Fred Landeg took over as the Department of Environment, Food and Agriculture's acting chief veterinary officer last Friday.

Two days later word began to trickle into his department of a possible bird-flu epidemic near at a farm on the Suffolk/Norfolk border.

By Tuesday, the outbreak had been confirmed as H5N1 - the most deadly strain - by which time his department had already swung into action.

Exclusion zones were declared, thousands of birds were culled, and strict restrictions on the movement of poultry were declared across the region.

He has an immense practical understanding of animal health at farm level, he is very experienced in epizootic disease control - both delivery and policy - and is very personable
David Catlow, past president of the British Veterinary Association

Mr Landeg himself embarked on a punishing round of media interviews.
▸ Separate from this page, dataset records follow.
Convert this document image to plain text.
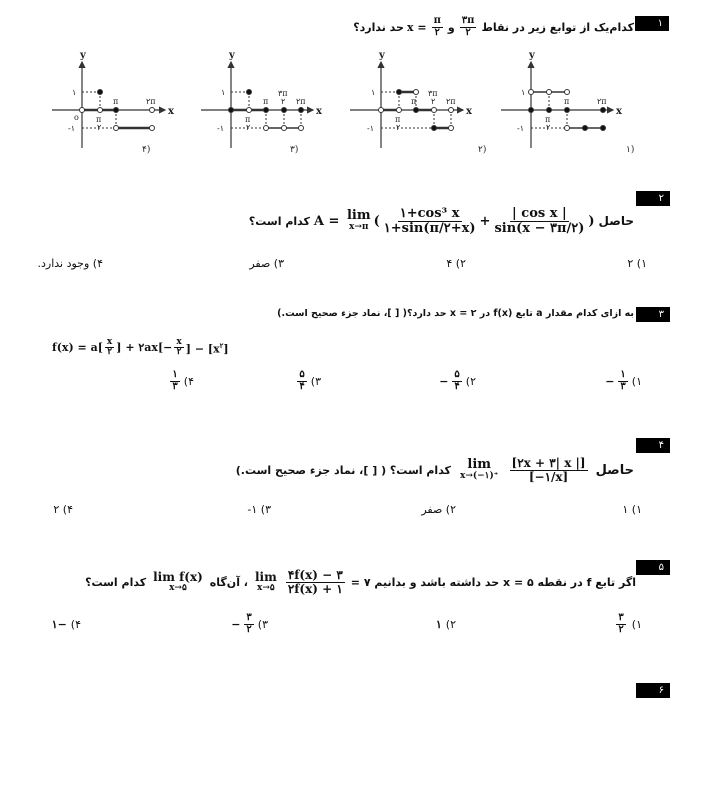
۱
کدام‌یک از توابع زیر در نقاط
$\frac{۳\pi}{۲}$
و
$\frac{\pi}{۲}$
= x
حد ندارد؟
y
x
۱
-۱
o π
۲
π	۲π
۴)
y
x
۱
-۱
π
۲
π
۳π
۲ ۲π
۳)
y
x
۱
-۱
π
۲
π
۳π
۲ ۲π
۲)
y
x
۱
-۱
π
۲
π	۲π
۱)
۲
حاصل
A = lim
x→π ( $\frac{\text{۱+cos³ x}}{۱+\sin(\pi/۲+x)} + \frac{\text{| cos x |}}{\sin(x - ۳\pi/۲)}$ )
کدام است؟
۱) ۲
۲) ۴
۳) صفر
۴) وجود ندارد.
۳
به ازای کدام مقدار a تابع f(x) در ۲ = x حد دارد؟( [ ]، نماد جزء صحیح است.)
$f(x) = a[ \frac{x}{۲}$ ] + ۲ax[− $\frac{x}{۲}$ ] − $[x^۲]$
۱)
$\frac{۱}{۳}$
−
۲)
$\frac{۵}{۴}$
−
۳)
$\frac{۵}{۴}$
۴)
$\frac{۱}{۳}$
۴
حاصل
$\frac{[۲x + ۳| x |]}{[-۱/x]}$
lim
x→(−۱)⁺
کدام است؟ ( [ ]، نماد جزء صحیح است.)
۱) ۱
۲) صفر
۳) ۱-
۴) ۲
۵
اگر تابع f در نقطه ۵ = x حد داشته باشد و بدانیم ۷ =
$\frac{۴f(x) - ۳}{۲f(x) + ۱}$
lim
x→۵
، آن‌گاه
lim f(x)
x→۵
کدام است؟
۱)
$\frac{۳}{۲}$
۲)
۱
۳)
$\frac{۳}{۲}$
−
۴)
−۱
۶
His job? To explain why the restrictions were necessary; to give some background on how the disease might have spread; and most importantly to reassure the public his officers had the situation under control.

Luckily for the 59-year-old former livestock vet he had been down this road before.

Leading role

Last February, as Head of Defra's Veterinary Exotic Diseases Division, he played a leading role during the last major outbreak of avian flu at a Bernard Matthews turkey farm.

His department won plaudits for the swift and effective response way it handled the situation.

"That particular outbreak was handled and put to bed very quickly," says Jonathan Long, who covered the story as livestock editor for Farmers Weekly.

"Defra vets moved quickly; they put in place existing contingency plans and it all worked - simple as that."

It added to Mr Landeg's growing reputation as an efficient trouble-shooter, and followed his role during the 2001 foot and mouth crisis, when he was given the temporary post of Assistant Chief Veterinary Officer.

Shortly after the Bernard Matthews outbreak was contained this year he was rewarded with promotion as deputy to Defra's then chief vet Debby Reynolds.


Married with three sons, Mr Landeg will bring to his current role years of experience as a state veterinary officer.

Although he spent a short period at the start of his career in private practice, since 1975 he has worked for the Ministry of Agriculture, and then its replacement Defra.

He has held a variety of posts within the ministry, working as a field veterinary officer in Essex, and a senior ministry vet in both Preston and Reading. He has a particular interest in exotic veterinary diseases.

Fellow vets speak highly of his experience and knowledge.

David Catlow, former president of the British Veterinary Association said: "I have personally known Fred for much of his professional career and can confirm that he is highly thought of by his peers."

"He has an immense practical understanding of animal health at farm level, is very experienced in epizootic disease control - both delivery and policy - and is very personable."

Mr Landeg will need all these qualities and more to reassure those have most to lose from the current bird-flu outbreak - Britain's poultry industry.